In recent years it has become common practice to energize water-based fracs placed in tight gas formations with nitrogen to enhance well clean-up and maximize future reservoir performance. Despite the operational benefits, the addition of a second gas phase in the fractures complicates the quantitative analysis of flowback data.

In this work we expand on the model presented by Clarkson and Williams-Kovacs (2013) for the quantitative analysis of two-phase (water+gas) flowback data using analytical history-matching for the estimation of hydraulic fracture properties. Similar to the previous work, our interpretation is that the early flowback data corresponds to wellbore + fracture volume depletion (storage), under the assumption that fracture storage volume is much greater than wellbore storage. In cases where multi-phase matrix flow exists, this flow-regime is followed by multi-phase transient matrix linear flow. From these two flow-regimes bulk permeability (dominated by fracture permeability), effective fracture half-length and other parameters can be estimated.

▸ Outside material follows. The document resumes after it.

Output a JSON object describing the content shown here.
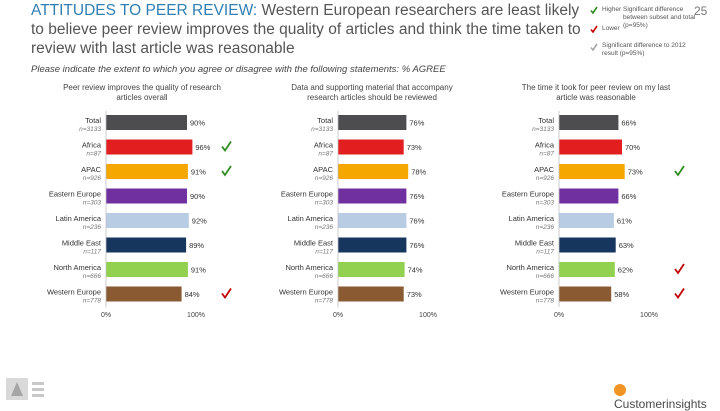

To account for the addition of a nitrogen gas phase we make the assumption of perfect mixing between the hydrocarbon gas phase and nitrogen gas phase where gas composition varies as a function of time. Using this method, nitrogen mole fraction declines from an elevated value and approaches hydrocarbon gas phase nitrogen content (from standard gas analysis) once all injected nitrogen has been depleted (commonly after the flowback period). Further, all wells analyzed previously using the developed methodology have been single-phase dry shale gas wells, where we have assumed that gas is primarily sourced from the adsorbed state during flowback and fracture depletion is immediately followed by single-phase matrix linear flow. In these cases there has also been no condensate production. In the tight gas case presented in this paper, all gas is sourced from free gas and significant condensate production is seen, therefore further changing the dynamics of the problem. For the analysis, we assume that the well is being flowed above the dew point and therefore there is no free condensate flowing in the reservoir. In this example the well has also been shut-in during the flowback period to install production tubing and therefore we will examine the impact of shut-in on effective hydraulic fracture half-length. With this example we show that shutting in the well during flowback decreases the effective half-length and therefore hinders long-term production potential.